Men’s Rugby Jumps Into The Scrummage

The Men's Rugby team will play a small amount of games this spring, but will continue to keep in shape.
The Men's Rugby team will play a small amount of games this spring, but will continue to keep in shape.

Rugby: a fast paced, hard-hitting sport not meant for the faint of heart.  Despite the lack of recognition from the National Collegiate Athletic Association (NCAA), the SUNY New Paltz Men’s Rugby team travels and competes vigorously with other school’s club teams.

Although their regular season ended in the fall, co-captains Inside Center Dean Hottum, Hooker Fred Salamone and Prop James Weston are still holding team practices. Spring season is development season; a time to look for new recruits and to strengthen the team’s roster, Hottum said.

Nine out of the 15 starting players are graduating this year. This leaves the captains with a squad of relatively new and inexperienced rugby players, Hottum said.

“It’s hard to have such a young team,” he said. “We’re probably going to have a pretty tough fall.”

Although Men’s Rugby teams are considered club sports teams at their respective schools, the play in this league is not to be taken lightly.

“You can’t be afraid of contact,” Hottum said. “You’re inevitably going to be hit, and probably hurt.”

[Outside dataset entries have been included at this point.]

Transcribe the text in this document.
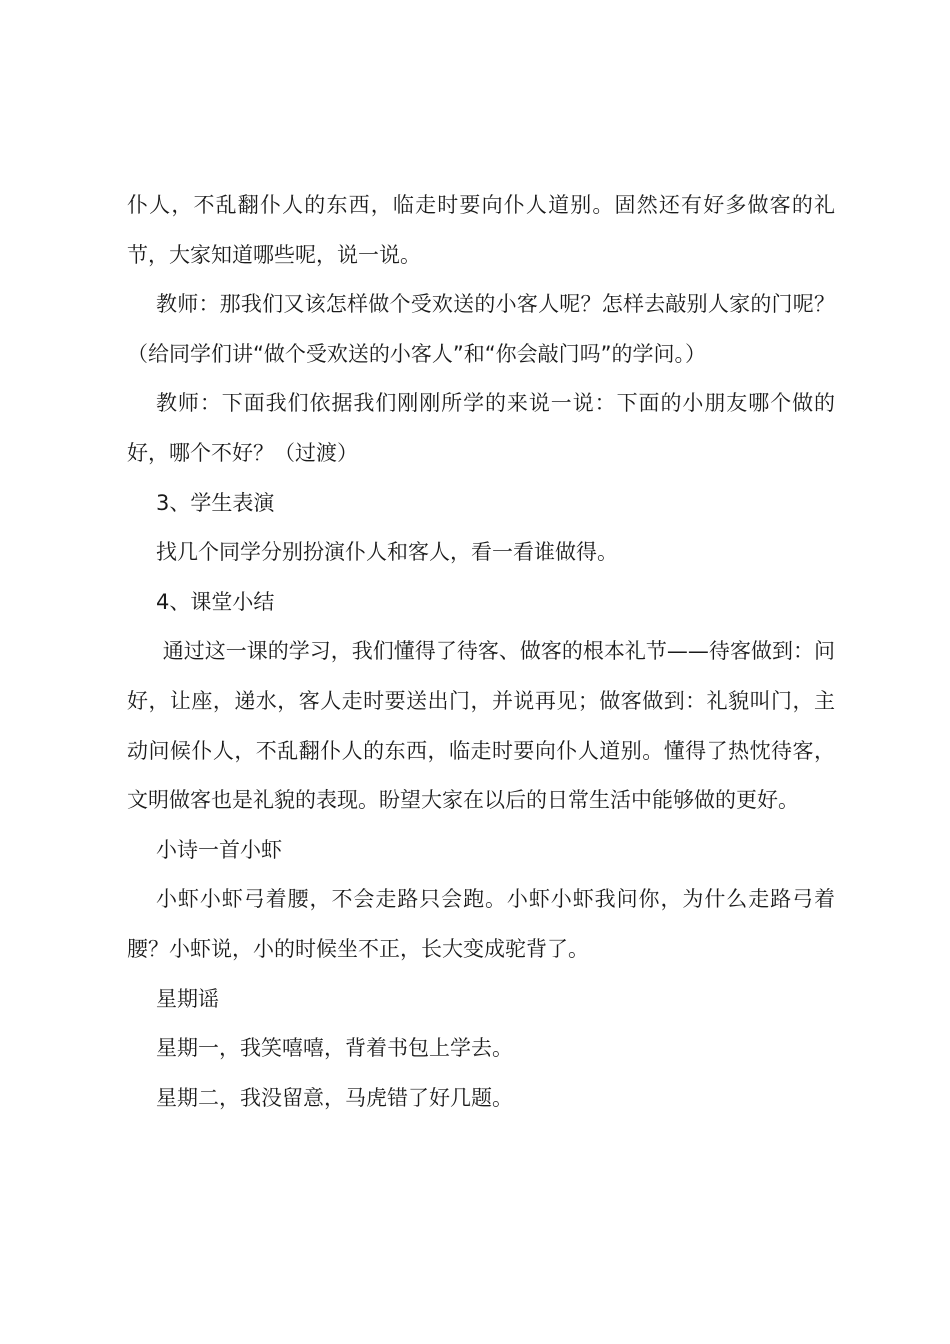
仆人，不乱翻仆人的东西，临走时要向仆人道别。固然还有好多做客的礼节，大家知道哪些呢，说一说。

教师：那我们又该怎样做个受欢送的小客人呢？怎样去敲别人家的门呢？（给同学们讲“做个受欢送的小客人”和“你会敲门吗”的学问。）

教师：下面我们依据我们刚刚所学的来说一说：下面的小朋友哪个做的好，哪个不好？（过渡）

3、学生表演

找几个同学分别扮演仆人和客人，看一看谁做得。

4、课堂小结

通过这一课的学习，我们懂得了待客、做客的根本礼节——待客做到：问好，让座，递水，客人走时要送出门，并说再见；做客做到：礼貌叫门，主动问候仆人，不乱翻仆人的东西，临走时要向仆人道别。懂得了热忱待客，文明做客也是礼貌的表现。盼望大家在以后的日常生活中能够做的更好。

小诗一首小虾

小虾小虾弓着腰，不会走路只会跑。小虾小虾我问你，为什么走路弓着腰？小虾说，小的时候坐不正，长大变成驼背了。

星期谣

星期一，我笑嘻嘻，背着书包上学去。

星期二，我没留意，马虎错了好几题。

The team takes their program very seriously, Salamone said. Practices are held five times a week to keep players in peak physical condition. Running, hitting drills and scrimmages keep their bodies strong and their endurance high.

The club plays rugby 15s (as opposed to sevens, 10s or 13s), meaning each team has 15 active players on the field during game play.

“For 15s you need bigger guys, higher stamina and more strength,” Salamone said.

With rugby’s fast-paced play along with the consistently high injury rate that accompanies the game, substitutions during gameplay need to be made frequently, Salamone said.  Because of this, the team generally has a considerably large team. In the 2011 fall season, the club team had 59 students on its roster.

Weston said he wished the team could be recognized as an NCAA team.  Salamone said this is unlikely and hasn’t already happened because of rugby’s lack of popularity in the U.S. It’s more popular and respected as a sport in other countries, he said.

Weston said if the NCAA would recognize college rugby teams there would be a better chance of a professional league developing within the states.

The team is looking forward to a possible upcoming trip to SUNY Albany where they will compete in UAlbany’s Rugby Weekend Tournament, May 5 and 6. Their next game is at home against SUNY Maritime, Saturday, April 28 at 10 a.m.